Update by dynamic query

Operation operation = store
    .operations()
    .sendAsync(new PatchByQueryOperation("from Orders as o" +
        " where o.Employee = 'employees/1-A'" +
        " update " +
        "{ " +
        "  o.Lines.forEach(line => line.Discount = 0.3);" +
        "}"));

operation.waitForCompletion();

Update by static index query result

// switch all products with supplier 'suppliers/12-A' with 'suppliers/13-A'
Operation operation = store
    .operations()
    .sendAsync(new PatchByQueryOperation(new IndexQuery("" +
        "from index 'Product/Search' as p " +
        " where p.Supplier = 'suppliers/12-A'" +
        " update {" +
        "  p.Supplier = 'suppliers/13-A'" +
        "}")));


operation.waitForCompletion();

Updating a collection name

// delete the document before recreating it with a different collection name

Operation operation = store
    .operations()
    .sendAsync(new PatchByQueryOperation(new IndexQuery(
        "from Orders as c " +
            "update {" +
            " del(id(c));" +
            " this['@metadata']['collection'] = 'New_Orders'; " +
            " put(id(c), this); " +
            "}"
    )));

operation.waitForCompletion();

Updating by document ID

// perform a patch by document ID

Operation operation = store
    .operations()
    .sendAsync(new PatchByQueryOperation(new IndexQuery(
        "from @all_docs as d " +
            " where id() in ('orders/1-A', 'companies/1-A')" +
            " update " +
            "{" +
            "  d.Updated = true; " +
            "} "
    )));

operation.waitForCompletion();

Updating by document ID using parameters

// perform a patch by document ID
IndexQuery indexQuery = new IndexQuery(
    "from @all_docs as d " +
        " where id() in ($ids)" +
        " update " +
        " {" +
        "    d.Updated = true; " +
        "} "
);
Parameters parameters = new Parameters();
parameters.put("ids", new String[]{"orders/1-A", "companies/1-A"});
indexQuery.setQueryParameters(parameters);
Operation operation = store
    .operations()
    .sendAsync(new PatchByQueryOperation(indexQuery));

operation.waitForCompletion();

Updating all documents

// perform a patch on all documents using @all_docs keyword

Operation operation = store
    .operations()
    .sendAsync(new PatchByQueryOperation(new IndexQuery(
        "from @all_docs " +
            " update " +
            "{ " +
            "  this.Updated = true;" +
            "}"
    )));

operation.waitForCompletion();

Patch on stale results

// patch on stale results

QueryOperationOptions options = new QueryOperationOptions();
options.setAllowStale(true);

Operation operation = store
    .operations()
    .sendAsync(new PatchByQueryOperation(new IndexQuery(
        "from Orders as o " +
            "where o.Company = 'companies/12-A' " +
            "update " +
            "{ " +
            "    o.Company = 'companies/13-A';" +
            "} "
    ), options));


operation.waitForCompletion();

Additional notes

Safe By Default

By default, set based operations will not work on indexes that are stale. The operations will only succeed if the specified index is not stale. This is to make sure you only delete what you intended to delete.

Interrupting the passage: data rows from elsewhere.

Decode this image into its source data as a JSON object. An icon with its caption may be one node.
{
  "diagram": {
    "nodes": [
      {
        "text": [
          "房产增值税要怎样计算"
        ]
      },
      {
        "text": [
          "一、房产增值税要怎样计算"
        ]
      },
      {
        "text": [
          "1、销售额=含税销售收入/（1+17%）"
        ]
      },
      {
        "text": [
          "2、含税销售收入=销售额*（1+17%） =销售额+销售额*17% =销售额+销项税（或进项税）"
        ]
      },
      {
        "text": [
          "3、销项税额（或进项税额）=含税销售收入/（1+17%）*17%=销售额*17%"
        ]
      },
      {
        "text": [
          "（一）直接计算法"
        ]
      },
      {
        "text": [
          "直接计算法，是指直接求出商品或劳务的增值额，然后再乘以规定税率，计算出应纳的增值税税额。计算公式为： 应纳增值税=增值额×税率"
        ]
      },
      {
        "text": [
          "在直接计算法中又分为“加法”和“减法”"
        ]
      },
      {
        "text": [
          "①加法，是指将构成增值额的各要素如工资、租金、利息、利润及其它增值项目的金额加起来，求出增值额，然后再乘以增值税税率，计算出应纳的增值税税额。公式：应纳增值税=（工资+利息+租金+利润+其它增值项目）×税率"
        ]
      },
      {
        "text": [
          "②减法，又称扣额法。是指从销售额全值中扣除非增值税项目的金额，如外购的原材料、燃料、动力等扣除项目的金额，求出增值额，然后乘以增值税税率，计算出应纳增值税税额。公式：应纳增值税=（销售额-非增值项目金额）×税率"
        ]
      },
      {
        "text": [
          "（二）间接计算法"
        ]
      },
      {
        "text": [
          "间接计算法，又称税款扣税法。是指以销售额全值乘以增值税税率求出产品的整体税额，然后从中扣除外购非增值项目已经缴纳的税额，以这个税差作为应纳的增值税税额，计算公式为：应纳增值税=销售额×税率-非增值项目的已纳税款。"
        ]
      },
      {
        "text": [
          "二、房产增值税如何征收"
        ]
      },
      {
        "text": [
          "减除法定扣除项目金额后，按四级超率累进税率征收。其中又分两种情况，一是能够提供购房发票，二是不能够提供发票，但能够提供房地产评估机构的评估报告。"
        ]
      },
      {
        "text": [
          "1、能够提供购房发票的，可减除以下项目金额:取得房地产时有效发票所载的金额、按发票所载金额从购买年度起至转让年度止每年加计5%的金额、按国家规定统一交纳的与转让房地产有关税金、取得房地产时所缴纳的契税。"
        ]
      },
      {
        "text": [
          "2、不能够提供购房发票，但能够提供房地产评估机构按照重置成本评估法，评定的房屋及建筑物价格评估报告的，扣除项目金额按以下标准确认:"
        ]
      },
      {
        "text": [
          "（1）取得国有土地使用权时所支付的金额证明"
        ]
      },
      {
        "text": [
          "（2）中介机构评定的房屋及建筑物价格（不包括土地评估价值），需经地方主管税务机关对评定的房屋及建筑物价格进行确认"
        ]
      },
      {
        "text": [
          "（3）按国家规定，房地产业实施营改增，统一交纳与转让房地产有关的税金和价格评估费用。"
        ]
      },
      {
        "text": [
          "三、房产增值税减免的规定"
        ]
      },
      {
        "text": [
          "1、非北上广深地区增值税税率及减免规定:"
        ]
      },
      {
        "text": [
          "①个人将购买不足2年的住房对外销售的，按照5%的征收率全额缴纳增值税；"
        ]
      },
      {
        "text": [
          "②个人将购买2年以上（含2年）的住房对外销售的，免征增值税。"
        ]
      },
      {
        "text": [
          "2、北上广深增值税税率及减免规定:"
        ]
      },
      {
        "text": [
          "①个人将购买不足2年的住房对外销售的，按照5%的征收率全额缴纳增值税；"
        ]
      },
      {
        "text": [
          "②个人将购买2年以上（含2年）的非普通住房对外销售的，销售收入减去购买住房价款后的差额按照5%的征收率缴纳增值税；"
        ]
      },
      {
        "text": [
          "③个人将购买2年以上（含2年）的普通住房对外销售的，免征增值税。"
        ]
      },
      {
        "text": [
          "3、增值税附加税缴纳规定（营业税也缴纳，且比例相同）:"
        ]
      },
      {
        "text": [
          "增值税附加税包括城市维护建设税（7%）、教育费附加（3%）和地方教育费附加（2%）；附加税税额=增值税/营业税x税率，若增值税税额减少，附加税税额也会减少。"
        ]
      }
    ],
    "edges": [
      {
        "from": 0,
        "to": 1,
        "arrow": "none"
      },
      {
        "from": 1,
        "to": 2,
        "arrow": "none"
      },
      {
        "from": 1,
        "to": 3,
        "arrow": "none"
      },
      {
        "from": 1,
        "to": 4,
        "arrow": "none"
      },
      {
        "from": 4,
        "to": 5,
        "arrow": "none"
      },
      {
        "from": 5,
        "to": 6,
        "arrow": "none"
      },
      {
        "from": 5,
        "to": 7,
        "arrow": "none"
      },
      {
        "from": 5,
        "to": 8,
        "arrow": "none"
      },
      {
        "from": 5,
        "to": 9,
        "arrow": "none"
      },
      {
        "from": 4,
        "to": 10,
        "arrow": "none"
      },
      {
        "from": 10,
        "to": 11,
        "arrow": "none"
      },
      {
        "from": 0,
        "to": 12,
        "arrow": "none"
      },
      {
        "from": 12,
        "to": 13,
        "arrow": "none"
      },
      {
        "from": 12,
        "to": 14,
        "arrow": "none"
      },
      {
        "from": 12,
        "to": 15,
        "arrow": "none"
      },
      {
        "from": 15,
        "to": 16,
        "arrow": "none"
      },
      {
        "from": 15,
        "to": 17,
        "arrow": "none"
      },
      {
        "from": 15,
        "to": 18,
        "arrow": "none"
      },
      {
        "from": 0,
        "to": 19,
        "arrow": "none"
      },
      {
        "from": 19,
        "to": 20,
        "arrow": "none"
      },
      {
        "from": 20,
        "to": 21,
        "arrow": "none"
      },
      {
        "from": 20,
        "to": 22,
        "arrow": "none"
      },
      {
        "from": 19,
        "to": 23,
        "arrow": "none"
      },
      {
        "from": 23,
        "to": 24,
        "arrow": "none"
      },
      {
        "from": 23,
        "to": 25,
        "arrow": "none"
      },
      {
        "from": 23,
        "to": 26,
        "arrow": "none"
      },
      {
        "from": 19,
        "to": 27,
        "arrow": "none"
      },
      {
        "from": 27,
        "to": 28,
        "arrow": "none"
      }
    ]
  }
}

For indexes that are updated all the time, you can set the AllowStale field of QueryOperationOptions to true if you want to patch on stale results.

Patching and Concurrency

The patching of documents matching a specified query is run in batches of size 1024. RavenDB doesn't do concurrency checks during the operation so it can happen than a document has been updated or deleted meanwhile.

Patching and Transaction

The patching of documents matching a specified query is run in batches of size 1024.
Each batch is handled in a separate write transaction.